Why I Wrote This Book
Any study of escorts in America that doesn’t include changes after 2014 is out of date. When the internet became popular, it changed the mores of young people and increasingly changed the sex business in a series of waves. Prostitutes and sensual masseuses (“providers”) were able to advertise directly to potential clients and describe themselves as loving their work. Children were seeing pornography at very young ages. Popular singers, TV shows and other media showed sex and nudity regularly. All this led to a higher acceptance of sex for a new generation. For better or worse, this is the reality and we have to face it in order to understand, much less affect what is going on.

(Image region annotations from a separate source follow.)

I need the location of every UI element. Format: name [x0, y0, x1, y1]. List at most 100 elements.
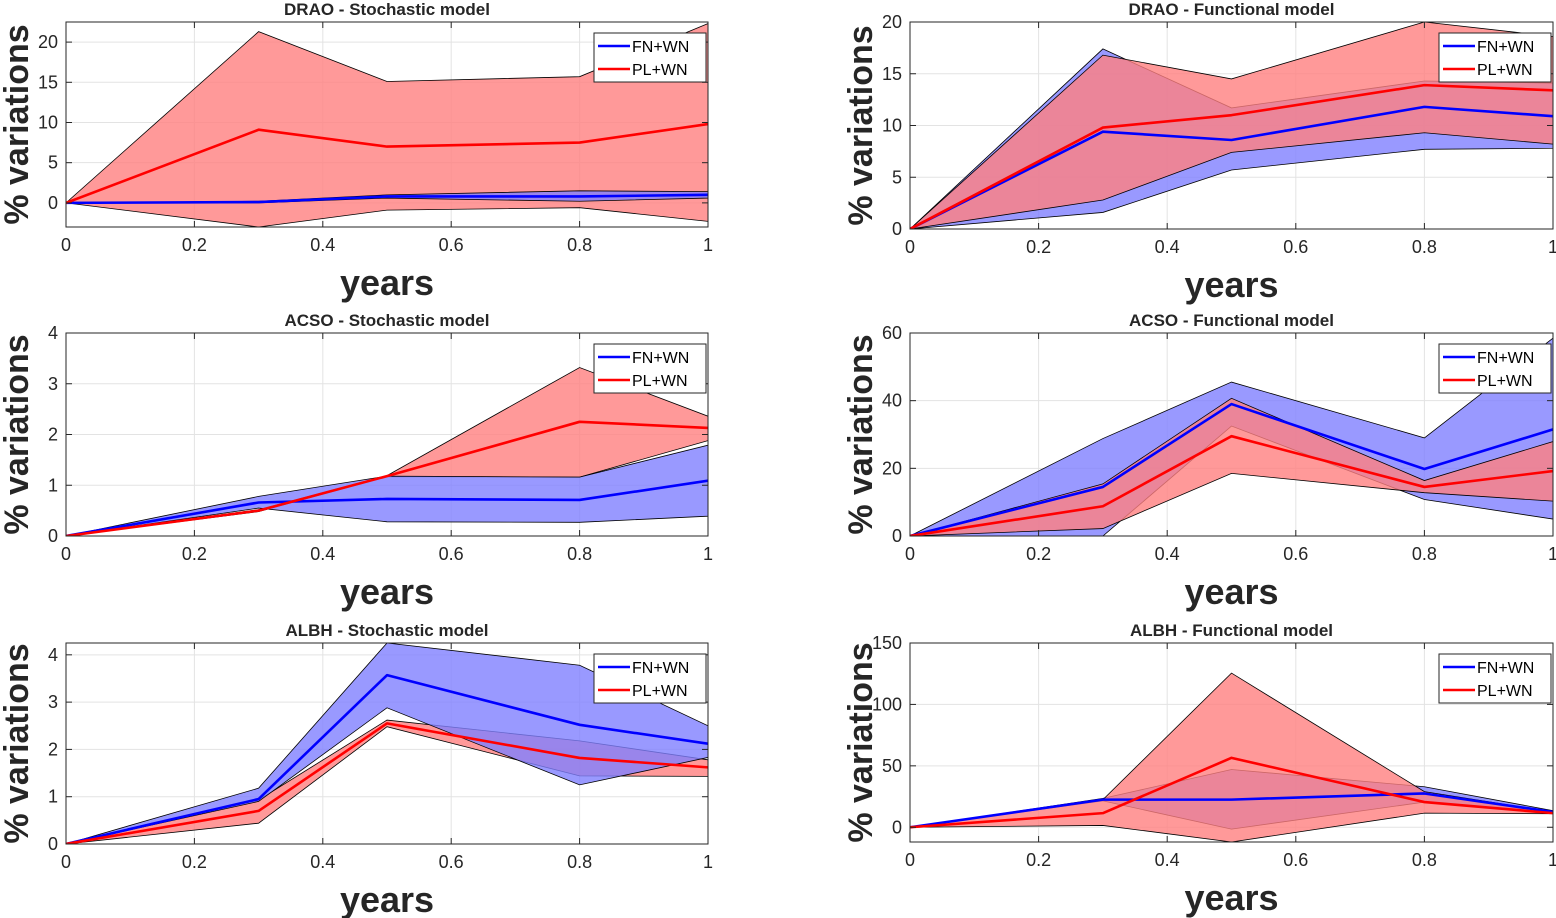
y-tick-label: 4	[48, 645, 58, 665]
legend: FN+WN PL+WN	[1438, 343, 1552, 394]
legend-box	[593, 32, 707, 83]
x-tick-label: 0	[61, 544, 71, 564]
y-tick-label: 2	[48, 425, 58, 445]
x-tick-label: 0.8	[1412, 850, 1437, 870]
chart-title: ALBH - Functional model	[1130, 621, 1333, 640]
series-line-pl-wn	[66, 722, 708, 844]
chart-panel-4: ACSO - Functional model 0 0.2 0.4 0.6 0.8 1 0 20…	[842, 311, 1556, 612]
legend-label: FN+WN	[1477, 660, 1534, 677]
y-axis-label: % variations	[842, 334, 880, 534]
x-axis-label: years	[1184, 877, 1278, 918]
series-line-fn-wn	[910, 105, 1553, 229]
plot-area	[910, 22, 1553, 229]
plot-area	[66, 23, 708, 227]
y-tick-label: 10	[882, 116, 902, 136]
x-axis-label: years	[340, 262, 434, 303]
x-tick-label: 0.4	[1155, 850, 1180, 870]
series-line-pl-wn	[66, 122, 708, 205]
legend-label: PL+WN	[1477, 373, 1533, 390]
legend-label: FN+WN	[632, 39, 689, 56]
x-tick-label: 1	[1548, 544, 1556, 564]
series-line-pl-wn	[910, 434, 1553, 536]
y-tick-label: 5	[48, 153, 58, 173]
x-axis-label: years	[1184, 264, 1278, 305]
x-tick-label: 0.8	[1412, 544, 1437, 564]
x-tick-label: 0.6	[439, 235, 464, 255]
series-line-fn-wn	[66, 193, 708, 205]
axes-frame	[65, 642, 709, 845]
x-axis-label: years	[340, 879, 434, 918]
x-tick-label: 0.8	[567, 852, 592, 872]
y-tick-label: 100	[872, 694, 902, 714]
x-tick-label: 1	[703, 544, 713, 564]
y-tick-label: 20	[38, 32, 58, 52]
x-tick-label: 0	[61, 852, 71, 872]
x-tick-label: 0	[905, 544, 915, 564]
x-tick-label: 1	[1548, 850, 1556, 870]
plot-area	[66, 643, 708, 844]
legend-label: PL+WN	[632, 683, 688, 700]
y-tick-label: 3	[48, 692, 58, 712]
x-tick-label: 0.6	[439, 544, 464, 564]
legend-box	[1438, 653, 1552, 704]
x-tick-label: 0.6	[1283, 850, 1308, 870]
legend: FN+WN PL+WN	[1438, 32, 1552, 83]
legend-box	[1438, 32, 1552, 83]
x-tick-label: 0.6	[439, 852, 464, 872]
axes-frame	[65, 21, 709, 228]
legend-label: FN+WN	[1477, 350, 1534, 367]
x-tick-label: 0.4	[1155, 544, 1180, 564]
x-tick-label: 0.4	[1155, 237, 1180, 257]
series-line-pl-wn	[66, 420, 708, 536]
y-axis-label: % variations	[842, 25, 880, 225]
legend-box	[1438, 343, 1552, 394]
x-tick-label: 0.2	[1026, 850, 1051, 870]
x-tick-label: 0.4	[310, 852, 335, 872]
y-tick-label: 2	[48, 739, 58, 759]
y-tick-label: 15	[38, 72, 58, 92]
y-tick-label: 150	[872, 633, 902, 653]
y-tick-label: 60	[882, 323, 902, 343]
x-axis-label: years	[340, 571, 434, 612]
y-tick-label: 10	[38, 112, 58, 132]
legend-label: PL+WN	[1477, 62, 1533, 79]
y-tick-label: 1	[48, 475, 58, 495]
x-tick-label: 0.2	[1026, 237, 1051, 257]
x-tick-label: 0.2	[182, 852, 207, 872]
confidence-band-pl-wn	[66, 23, 708, 227]
axes-frame	[909, 642, 1554, 843]
plot-area	[910, 337, 1553, 536]
y-tick-label: 0	[892, 817, 902, 837]
x-tick-label: 0.6	[1283, 237, 1308, 257]
legend-label: FN+WN	[1477, 39, 1534, 56]
legend: FN+WN PL+WN	[593, 343, 707, 394]
plot-area	[66, 367, 708, 536]
legend-box	[593, 653, 707, 704]
legend-label: PL+WN	[1477, 683, 1533, 700]
plot-area	[910, 672, 1553, 842]
legend: FN+WN PL+WN	[593, 32, 707, 83]
chart-title: ACSO - Stochastic model	[285, 311, 490, 330]
x-tick-label: 0	[905, 237, 915, 257]
x-tick-label: 0.4	[310, 235, 335, 255]
legend-label: PL+WN	[632, 62, 688, 79]
chart-title: ACSO - Functional model	[1129, 311, 1334, 330]
y-tick-label: 0	[892, 219, 902, 239]
chart-panel-3: ACSO - Stochastic model 0 0.2 0.4 0.6 0.8 1 0 1 2…	[0, 311, 713, 612]
y-tick-label: 20	[882, 458, 902, 478]
confidence-band-fn-wn	[66, 444, 708, 536]
y-tick-label: 15	[882, 64, 902, 84]
x-tick-label: 0.8	[567, 235, 592, 255]
y-tick-label: 0	[48, 526, 58, 546]
y-tick-label: 5	[892, 167, 902, 187]
x-tick-label: 0.2	[1026, 544, 1051, 564]
x-tick-label: 0.2	[182, 235, 207, 255]
x-tick-label: 0	[905, 850, 915, 870]
y-axis-label: % variations	[0, 24, 36, 224]
chart-panel-5: ALBH - Stochastic model 0 0.2 0.4 0.6 0.8 1 0 1 2…	[0, 621, 713, 918]
y-tick-label: 4	[48, 323, 58, 343]
x-tick-label: 0.4	[310, 544, 335, 564]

The mature public still perceives providers as tragic victims or morally corrupt, and police jail them for being paid for what others do for free. I sought at first to raise the image of the sex worker so they wouldn’t suffer so much from the public’s misperception. After interviewing providers, it became clear that raising the perception would be, in part, a disservice. Even those that liked their jobs and prospered, cautioned me that many sex workers are damaged by their profession. It’s a very mixed picture and, according to sex workers, no one has written the truth of what sex work is really like today. Opposite theories and different feminist goals seem to each bear some truth, depending on the individual. Other books have had their agendas, and taken one side or another as gospel, missing the messy truth that the sex business and psychology of those involved is extremely complex. Working with Dr. Christine Peterson, a practicing psychologist, professor and college dean, I explored what sex workers lives are really like by interviewing them by phone or email, and the effects on their clients as well.
Sex slavery is in the news so much I looked into it and found that the alleged prominence of sex slavery in America today is predicated on a very broad definition of sex slavery, which much of the press seems to accept uncritically. It’s prevalence seems to be exaggerated.
The people I interviewed turned the tables on me, demanding that I examine my own motivations. I helped a couple of people, who thanked me movingly, and gained a lot of insight into myself. Dr. Peterson says she learned a great deal about humanity; how people can overcome seemingly impossible circumstances, and the near universal need for connections and a sense of being cared for.
The book is a compassionate, honest look at the lives and feelings of people in this world. I don’t deal with transsexuals or male prostitutes as I didn’t feel I could interview them as well. It disproves a lot of myths, and points to a more loving future for all of us.